In Liguria, obiettano le difese, c’era sì una struttura dove formalmente i richiedenti asilo non si sarebbero dovuti trovare (ogni spostamento andava autorizzato dalla prefettura), ma non era certo un “campo di lavoro”. Si trattava invece di una cascina di proprietà dello stesso Accame, nel comune di Pietra Ligure, già ristrutturata e adibita a sede per un corso di costruzione di muretti a secco. Sulla circostanza hanno deposto svariati testi, tra cui il geometra che eseguì la ristrutturazione e il muratore che faceva da insegnante, mostrando agli ospiti dei CAS come montare e smontare un muro a secco. L’ingegnere che si occupava delle consulenze sugli immobili ha anche aggiunto che le cooperative non si limitavano a svolgere i corsi “base”, previsti dall’accordo con la prefettura. Ne venivano offerti altri, facoltativi, a carico delle stesse cooperative. Come quello sulla sicurezza, con certificazione Haccp: “Sono corsi molto costosi, ma hanno voluto aggiungerli agli altri perché gli enti pubblici li richiedono anche per i lavori socialmente utili. E perché così le cooperative avrebbero potuto provare a inserire i richiedenti asilo presso ditte esterne”.

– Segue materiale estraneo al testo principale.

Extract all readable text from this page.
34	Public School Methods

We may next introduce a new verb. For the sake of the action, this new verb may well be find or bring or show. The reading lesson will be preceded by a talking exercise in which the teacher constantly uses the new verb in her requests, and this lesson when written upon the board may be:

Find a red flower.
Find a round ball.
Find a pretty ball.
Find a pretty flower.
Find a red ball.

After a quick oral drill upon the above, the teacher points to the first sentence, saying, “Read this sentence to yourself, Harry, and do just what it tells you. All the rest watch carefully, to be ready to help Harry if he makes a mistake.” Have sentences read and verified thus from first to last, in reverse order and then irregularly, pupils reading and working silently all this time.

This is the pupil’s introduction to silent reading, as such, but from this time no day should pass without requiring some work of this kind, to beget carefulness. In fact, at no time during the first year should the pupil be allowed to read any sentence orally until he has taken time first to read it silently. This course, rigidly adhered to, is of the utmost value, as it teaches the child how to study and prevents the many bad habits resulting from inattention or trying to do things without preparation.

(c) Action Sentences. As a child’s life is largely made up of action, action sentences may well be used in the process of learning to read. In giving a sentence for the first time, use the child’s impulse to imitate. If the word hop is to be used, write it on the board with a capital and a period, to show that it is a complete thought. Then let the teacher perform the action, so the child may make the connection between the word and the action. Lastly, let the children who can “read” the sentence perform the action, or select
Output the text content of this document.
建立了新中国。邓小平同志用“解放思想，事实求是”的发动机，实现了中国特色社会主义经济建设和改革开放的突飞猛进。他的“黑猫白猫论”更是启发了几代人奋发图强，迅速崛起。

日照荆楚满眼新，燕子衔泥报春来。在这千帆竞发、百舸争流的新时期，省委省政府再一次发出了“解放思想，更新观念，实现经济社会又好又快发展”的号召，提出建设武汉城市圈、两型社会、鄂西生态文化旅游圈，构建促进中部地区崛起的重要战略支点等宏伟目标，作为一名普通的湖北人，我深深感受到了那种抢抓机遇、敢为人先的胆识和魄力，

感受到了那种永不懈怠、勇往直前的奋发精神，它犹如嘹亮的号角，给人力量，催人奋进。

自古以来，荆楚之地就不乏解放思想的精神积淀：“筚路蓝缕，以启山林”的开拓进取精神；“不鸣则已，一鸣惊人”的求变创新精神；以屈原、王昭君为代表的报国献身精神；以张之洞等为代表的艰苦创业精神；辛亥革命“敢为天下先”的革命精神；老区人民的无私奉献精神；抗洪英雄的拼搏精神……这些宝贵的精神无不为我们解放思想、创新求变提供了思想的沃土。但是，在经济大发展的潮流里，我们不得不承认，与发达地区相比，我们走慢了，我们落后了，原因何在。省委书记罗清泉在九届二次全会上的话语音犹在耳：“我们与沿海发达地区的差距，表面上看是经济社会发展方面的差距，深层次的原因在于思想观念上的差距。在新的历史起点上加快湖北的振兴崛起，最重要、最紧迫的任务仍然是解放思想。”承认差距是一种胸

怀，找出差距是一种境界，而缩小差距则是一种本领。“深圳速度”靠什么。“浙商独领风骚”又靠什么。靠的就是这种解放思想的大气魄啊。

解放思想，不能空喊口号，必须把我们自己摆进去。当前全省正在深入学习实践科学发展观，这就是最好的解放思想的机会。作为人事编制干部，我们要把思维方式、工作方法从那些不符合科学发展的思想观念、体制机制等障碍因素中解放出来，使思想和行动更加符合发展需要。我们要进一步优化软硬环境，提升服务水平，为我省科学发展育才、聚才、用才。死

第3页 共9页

A Bene Vagienna, ad esempio, c’era un corso di elicicoltura che si era provato a replicare, senza successo, anche a Pietra Ligure. A Levaldigi, in un ex hotel con ristorante, era stata messa in piedi una scuola di cucina, oltre a corsi di informatica, italiano e sicurezza. “Era un bellissimo posto, sembrava un albergo a cinque stelle” ricorda un’addetta alle pulizie, che i gestori della struttura avevano chiamato anche per impartire nozioni di base sull’igiene personale agli ospiti: “La cooperativa li forniva di tutto: abbigliamento, cibo, detersivi, non faceva mancare nulla”.